Category Archives: Bridge to R

That damn blog!

I spent some time over the last weekend trying to update some aspects of my blog. I updated the version of WordPress I was using from 2.1.x to 2.7.x and the upgrade didn’t go so well. I lost all the categories for each of my blog postings and couldn’t recover them.

So, Over the next few weeks, I’ll be going back and adding in the categories for each posting. Sorry about that inconvenience and it wasn’t something that I had expected.

I’ll be putting together some information and possibly a video that shows how to use ODBC to connect to an external database using the Bridge to R for WPS. I know a lot of you are curious on how to do this so I’ll give it “that old college effort.”

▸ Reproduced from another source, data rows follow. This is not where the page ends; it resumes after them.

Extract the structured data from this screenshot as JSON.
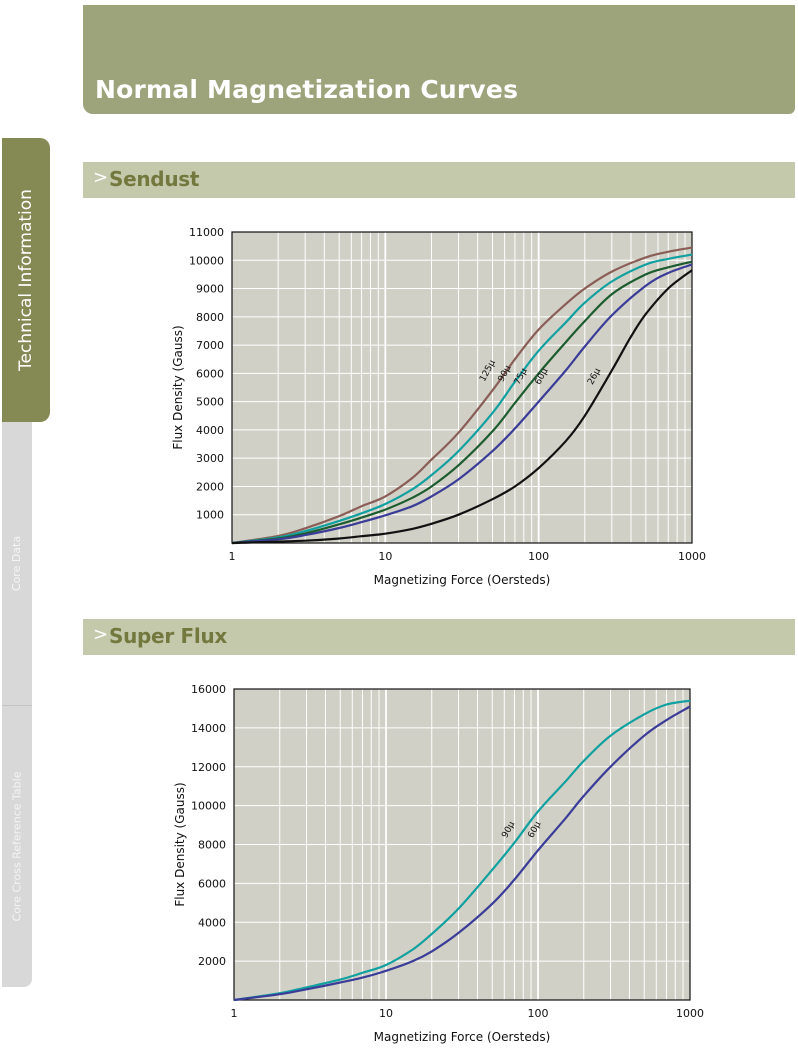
{
  "page": {
    "title": "Normal Magnetization Curves"
  },
  "sidebar": {
    "tabs": [
      {
        "label": "Technical Information",
        "active": true
      },
      {
        "label": "Core Data",
        "active": false
      },
      {
        "label": "Core Cross Reference Table",
        "active": false
      }
    ]
  },
  "sections": [
    {
      "chevron": ">",
      "title": "Sendust"
    },
    {
      "chevron": ">",
      "title": "Super Flux"
    }
  ],
  "colors": {
    "header": "#9da47c",
    "active_tab": "#858a54",
    "section_bar": "#c5c9ab",
    "plot_bg": "#d0d0c6",
    "brown": "#8a5e56",
    "teal": "#11a0a0",
    "darkgreen": "#1c5c2e",
    "navy": "#3a3c98",
    "black": "#111111"
  },
  "chart_data": [
    {
      "type": "line",
      "xscale": "log",
      "xlim": [
        1,
        1000
      ],
      "ylim": [
        0,
        11000
      ],
      "xlabel": "Magnetizing Force (Oersteds)",
      "ylabel": "Flux  Density (Gauss)",
      "xticks": [
        "1",
        "10",
        "100",
        "1000"
      ],
      "yticks": [
        "1000",
        "2000",
        "3000",
        "4000",
        "5000",
        "6000",
        "7000",
        "8000",
        "9000",
        "10000",
        "11000"
      ],
      "grid": true,
      "series": [
        {
          "name": "125µ",
          "color": "#8a5e56",
          "label_at": [
            48,
            6050
          ],
          "points": [
            [
              1,
              0
            ],
            [
              2,
              250
            ],
            [
              3,
              520
            ],
            [
              5,
              950
            ],
            [
              7,
              1300
            ],
            [
              10,
              1650
            ],
            [
              15,
              2300
            ],
            [
              20,
              2950
            ],
            [
              30,
              3900
            ],
            [
              50,
              5400
            ],
            [
              70,
              6500
            ],
            [
              100,
              7550
            ],
            [
              150,
              8450
            ],
            [
              200,
              9000
            ],
            [
              300,
              9600
            ],
            [
              500,
              10100
            ],
            [
              700,
              10300
            ],
            [
              1000,
              10450
            ]
          ]
        },
        {
          "name": "90µ",
          "color": "#11a0a0",
          "label_at": [
            62,
            5950
          ],
          "points": [
            [
              1,
              0
            ],
            [
              2,
              200
            ],
            [
              3,
              420
            ],
            [
              5,
              780
            ],
            [
              7,
              1050
            ],
            [
              10,
              1380
            ],
            [
              15,
              1900
            ],
            [
              20,
              2400
            ],
            [
              30,
              3250
            ],
            [
              50,
              4600
            ],
            [
              70,
              5700
            ],
            [
              100,
              6800
            ],
            [
              150,
              7800
            ],
            [
              200,
              8500
            ],
            [
              300,
              9250
            ],
            [
              500,
              9850
            ],
            [
              700,
              10050
            ],
            [
              1000,
              10200
            ]
          ]
        },
        {
          "name": "75µ",
          "color": "#1c5c2e",
          "label_at": [
            79,
            5850
          ],
          "points": [
            [
              1,
              0
            ],
            [
              2,
              160
            ],
            [
              3,
              340
            ],
            [
              5,
              660
            ],
            [
              7,
              900
            ],
            [
              10,
              1180
            ],
            [
              15,
              1600
            ],
            [
              20,
              2000
            ],
            [
              30,
              2750
            ],
            [
              50,
              3950
            ],
            [
              70,
              4950
            ],
            [
              100,
              6000
            ],
            [
              150,
              7100
            ],
            [
              200,
              7850
            ],
            [
              300,
              8800
            ],
            [
              500,
              9500
            ],
            [
              700,
              9750
            ],
            [
              1000,
              9950
            ]
          ]
        },
        {
          "name": "60µ",
          "color": "#3a3c98",
          "label_at": [
            108,
            5850
          ],
          "points": [
            [
              1,
              0
            ],
            [
              2,
              130
            ],
            [
              3,
              280
            ],
            [
              5,
              530
            ],
            [
              7,
              740
            ],
            [
              10,
              980
            ],
            [
              15,
              1300
            ],
            [
              20,
              1650
            ],
            [
              30,
              2250
            ],
            [
              50,
              3250
            ],
            [
              70,
              4050
            ],
            [
              100,
              5000
            ],
            [
              150,
              6100
            ],
            [
              200,
              6950
            ],
            [
              300,
              8050
            ],
            [
              500,
              9100
            ],
            [
              700,
              9550
            ],
            [
              1000,
              9850
            ]
          ]
        },
        {
          "name": "26µ",
          "color": "#111111",
          "label_at": [
            238,
            5850
          ],
          "points": [
            [
              1,
              0
            ],
            [
              3,
              80
            ],
            [
              5,
              160
            ],
            [
              7,
              240
            ],
            [
              10,
              330
            ],
            [
              15,
              500
            ],
            [
              20,
              680
            ],
            [
              30,
              1000
            ],
            [
              50,
              1550
            ],
            [
              70,
              2000
            ],
            [
              100,
              2650
            ],
            [
              150,
              3600
            ],
            [
              200,
              4500
            ],
            [
              300,
              6100
            ],
            [
              400,
              7300
            ],
            [
              500,
              8100
            ],
            [
              700,
              9000
            ],
            [
              1000,
              9650
            ]
          ]
        }
      ]
    },
    {
      "type": "line",
      "xscale": "log",
      "xlim": [
        1,
        1000
      ],
      "ylim": [
        0,
        16000
      ],
      "xlabel": "Magnetizing Force (Oersteds)",
      "ylabel": "Flux  Density (Gauss)",
      "xticks": [
        "1",
        "10",
        "100",
        "1000"
      ],
      "yticks": [
        "2000",
        "4000",
        "6000",
        "8000",
        "10000",
        "12000",
        "14000",
        "16000"
      ],
      "grid": true,
      "series": [
        {
          "name": "90µ",
          "color": "#11a0a0",
          "label_at": [
            66,
            8700
          ],
          "points": [
            [
              1,
              0
            ],
            [
              2,
              350
            ],
            [
              3,
              650
            ],
            [
              5,
              1050
            ],
            [
              7,
              1400
            ],
            [
              10,
              1800
            ],
            [
              15,
              2600
            ],
            [
              20,
              3400
            ],
            [
              30,
              4700
            ],
            [
              50,
              6700
            ],
            [
              70,
              8100
            ],
            [
              100,
              9700
            ],
            [
              150,
              11200
            ],
            [
              200,
              12300
            ],
            [
              300,
              13600
            ],
            [
              500,
              14700
            ],
            [
              700,
              15200
            ],
            [
              1000,
              15400
            ]
          ]
        },
        {
          "name": "60µ",
          "color": "#3a3c98",
          "label_at": [
            98,
            8700
          ],
          "points": [
            [
              1,
              0
            ],
            [
              2,
              300
            ],
            [
              3,
              550
            ],
            [
              5,
              900
            ],
            [
              7,
              1150
            ],
            [
              10,
              1500
            ],
            [
              15,
              2000
            ],
            [
              20,
              2500
            ],
            [
              30,
              3450
            ],
            [
              50,
              4950
            ],
            [
              70,
              6200
            ],
            [
              100,
              7700
            ],
            [
              150,
              9300
            ],
            [
              200,
              10500
            ],
            [
              300,
              12000
            ],
            [
              500,
              13600
            ],
            [
              700,
              14400
            ],
            [
              1000,
              15100
            ]
          ]
        }
      ]
    }
  ]
}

I had an interesting discussion yesterday with a client at a large Fortune 500 insurance company. They are interested in the Bridge to R for SAS mainly because they have a few new analysts that have come on board who prefer R for their analytics. They want to be able to run the R code from within SAS in case the R folks are laid off or decide to leave.

But what surprised me the most was the statement that they have to find a vendor they can buy R from because they require some type of support for any software they acquire. So I guess there’s a market out there for R support and maintenance agreements from businesses.

One company that has an interesting web site is Revolution Computing  http://www.revolution-computing.com/ and they have such a product. However, there’s no damn phone number to contact anyone and they have not replied to my emails using their “Contact Us” page when I inquire about how I can license their product or the cost involved. Edit: I was sent an email pointing out that they do have  a phone number listed on the “about us” page. My screw up!

I’m sure there are other companies out there as well, but there is an interest in R on the Analyst Desktop and I suspect it will continue to grow as time goes on.

Clearing up any confusion…

A couple of questions I was asked about the Bridge to R is probably something I should answer publically.

1. The Bridge to R is not open source or available for free. It’s affordably priced at $50 a desktop. If you need a site license, contact me and we can talk about your needs and see what we can do for you.

2. The Bridge to R can run R jobs in parallel and the number of jobs it can execute simultaneously is dependent upon your hardware. The number of cores and your hard drive array throughput all plays a role in the number of jobs that can run at the same time. On my development machine which is a quad-core with 8GB of RAM and a fast RAID-0 work area, I can run between six and eight R jobs in Parallel.

Also, if you want to include the Bridge to R in your application for resale, we will aggressively price our product so you can include it in your vertical market application and won’t have to worry about licensing cost putting you out of the market. With the ability to run R jobs in parallel, companies can now start building forecasting systems and other applications that require greater throughput than what was achievable when running in sequential mode.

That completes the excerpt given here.